Susan Aglukark takes ‘Winters Dream’ tour across Newfoundland and Labrador

Susan Aglukark brings her “Winters Dream” tour to seven locations across Newfoundland and Labrador in February.
Susan Aglukark brings her “Winters Dream” tour to seven locations across Newfoundland and Labrador in February. - Submitted

Singer-songwriter Susan Aglukark is bringing her “Winters Dream” tour to Atlantic Canada, with seven dates set for Newfoundland and Labrador, beginning Feb. 2 in Happy Valley-Goose Bay.

The tour, which ends Feb. 15 in St. John’s, will feature Aglukark with her four-piece band, including drums, bass, piano and guitar.

The first Inuk artist to win a Juno Award, Aglukark says “Winters Dream” is a chance to share the journey of her Inuit ancestors, and how this journey shapes and defines contemporary Inuit.

While Aglukark’s career so far has spanned more than 25 years, with awards ranging from honorary doctorate degrees to the Order of Canada, success has not sat easily with her, she says.

“There was this constant little voice that kept second-guessing, and (saying), ‘you don’t belong’… and I would say that that added greatly to a lot of anxiety around the career.

“This album was a personal exercise for me to see if I could get back in there and get past this voice, get past the second-guessing, get past the anxiety that that brings up, and it worked.”

She adds that growing up in Arviat, Nunavut, there was no opportunity to learn “who we were, the Inuit, from our own perspective,” explaining how various institutions told her who she was.

“And when you are told a story for so long, you learn to believe it.”

But over the course of two decades’ worth of reflection through her songwriting, Aglukark says, she began to learn more about her ancestors.

“Indigenous people in general, and in my case, Inuit people specifically, were a brilliant, organized society,” she said. “They had engineers, they had doctors, they had health professionals, they had systems in place to help manage their life and the different challenges in their lives.

“That’s the stuff that we need to go back to, to understand better who our ancestors were, and to identify better ourselves as Inuit in this new world — not as people who needed to be saved, but people who come from an incredible culture, and a history, and those are the heroes we need to be reading and writing about.”

She hopes that through her new album, also titled “Winters Dream,” and through these upcoming concerts, audiences will walk away with a better understanding of this.

The album is set for release in April, marking her tenth album to date, and a special one for her personally. She describes it as one that brings her story full circle, from being caught between the Indigenous and the western world, to a place where she finally feels comfortable with who she is.

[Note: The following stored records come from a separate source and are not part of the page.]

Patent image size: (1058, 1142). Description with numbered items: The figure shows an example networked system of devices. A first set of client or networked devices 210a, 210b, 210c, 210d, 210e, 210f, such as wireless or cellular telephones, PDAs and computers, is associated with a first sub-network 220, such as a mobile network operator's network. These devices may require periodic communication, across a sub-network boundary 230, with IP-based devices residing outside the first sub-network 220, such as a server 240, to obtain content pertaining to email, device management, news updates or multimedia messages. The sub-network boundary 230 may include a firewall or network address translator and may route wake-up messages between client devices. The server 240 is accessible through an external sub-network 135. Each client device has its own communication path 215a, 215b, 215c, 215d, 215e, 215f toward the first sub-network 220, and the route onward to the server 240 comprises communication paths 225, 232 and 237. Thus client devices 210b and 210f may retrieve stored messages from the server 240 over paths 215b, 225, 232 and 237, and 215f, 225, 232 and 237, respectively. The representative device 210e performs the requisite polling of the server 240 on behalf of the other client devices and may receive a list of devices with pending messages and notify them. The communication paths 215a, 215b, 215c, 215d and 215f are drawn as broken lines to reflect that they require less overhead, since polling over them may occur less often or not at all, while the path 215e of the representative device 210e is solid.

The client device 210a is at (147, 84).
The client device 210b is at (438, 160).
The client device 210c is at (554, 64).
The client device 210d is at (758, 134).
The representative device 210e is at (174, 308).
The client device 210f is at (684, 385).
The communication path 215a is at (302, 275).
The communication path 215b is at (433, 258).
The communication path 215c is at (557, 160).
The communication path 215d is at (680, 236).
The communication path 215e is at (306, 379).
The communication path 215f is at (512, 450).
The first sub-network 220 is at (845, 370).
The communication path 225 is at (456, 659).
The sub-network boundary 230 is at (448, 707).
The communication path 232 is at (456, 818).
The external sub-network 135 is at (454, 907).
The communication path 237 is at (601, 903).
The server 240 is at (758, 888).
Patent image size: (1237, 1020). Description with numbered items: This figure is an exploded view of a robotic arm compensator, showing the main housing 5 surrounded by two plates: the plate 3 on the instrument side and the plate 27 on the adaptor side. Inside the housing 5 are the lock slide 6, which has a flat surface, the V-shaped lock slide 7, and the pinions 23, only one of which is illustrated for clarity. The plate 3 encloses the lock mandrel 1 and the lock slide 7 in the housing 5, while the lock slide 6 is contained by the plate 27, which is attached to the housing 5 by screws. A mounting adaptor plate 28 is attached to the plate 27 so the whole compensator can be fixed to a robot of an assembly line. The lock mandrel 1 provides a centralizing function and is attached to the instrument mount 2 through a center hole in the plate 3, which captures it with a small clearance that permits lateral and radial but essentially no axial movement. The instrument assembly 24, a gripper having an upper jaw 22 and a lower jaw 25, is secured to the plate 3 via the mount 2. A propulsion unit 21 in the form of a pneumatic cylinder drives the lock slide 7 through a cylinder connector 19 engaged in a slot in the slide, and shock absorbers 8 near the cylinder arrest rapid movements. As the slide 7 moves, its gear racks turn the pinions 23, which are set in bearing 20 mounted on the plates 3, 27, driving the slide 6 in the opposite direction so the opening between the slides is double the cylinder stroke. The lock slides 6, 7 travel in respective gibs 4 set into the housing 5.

Aglukark explains that “Winters Dream” is an idea that has been “percolating” in her mind for several years.

“Inuit often get asked, ‘Where did we come from?’ and the funnier question, ‘Why did we stay?’… A person needs to experience it to understand why we love the North so much, and all of its seasons. The land is such a big part of the people, forming and shaping who we are as people, and the seasons along with it … and ‘Winters Dream’ is just a play on, maybe — just possibly — winter chose us.”

However, Aglukark says she believes the Inuit are in the midst of a “culture crisis.”

“As Inuit, we know very well who we are, but the world is changing so fast, and so much, and so constantly, that our culture itself has not caught up with this change.

“And so, the more I’ve learned about the people, the more I understand our role as artists in creating that new culture that we can then pass down to the young generations, so they know who they are, and how they function, in their new Nunavut, in their new world.”

Aglukark’s work with youth is something that is near to her heart. Just this month, her Arctic Rose Foundation launched its first program called Creative Cultural Reflections, an arts-driven program for youth to explore their cultural backgrounds.

Aglukark explains that her hope is young people will use art as a form of self-discovery to reconnect with who they are as Indigenous people, in much the same way she has done throughout her career — most notably with this most recent work.

Tickets for Aglukark’s “Winters Dream” tour are on sale now at arts and culture centre box offices across the province.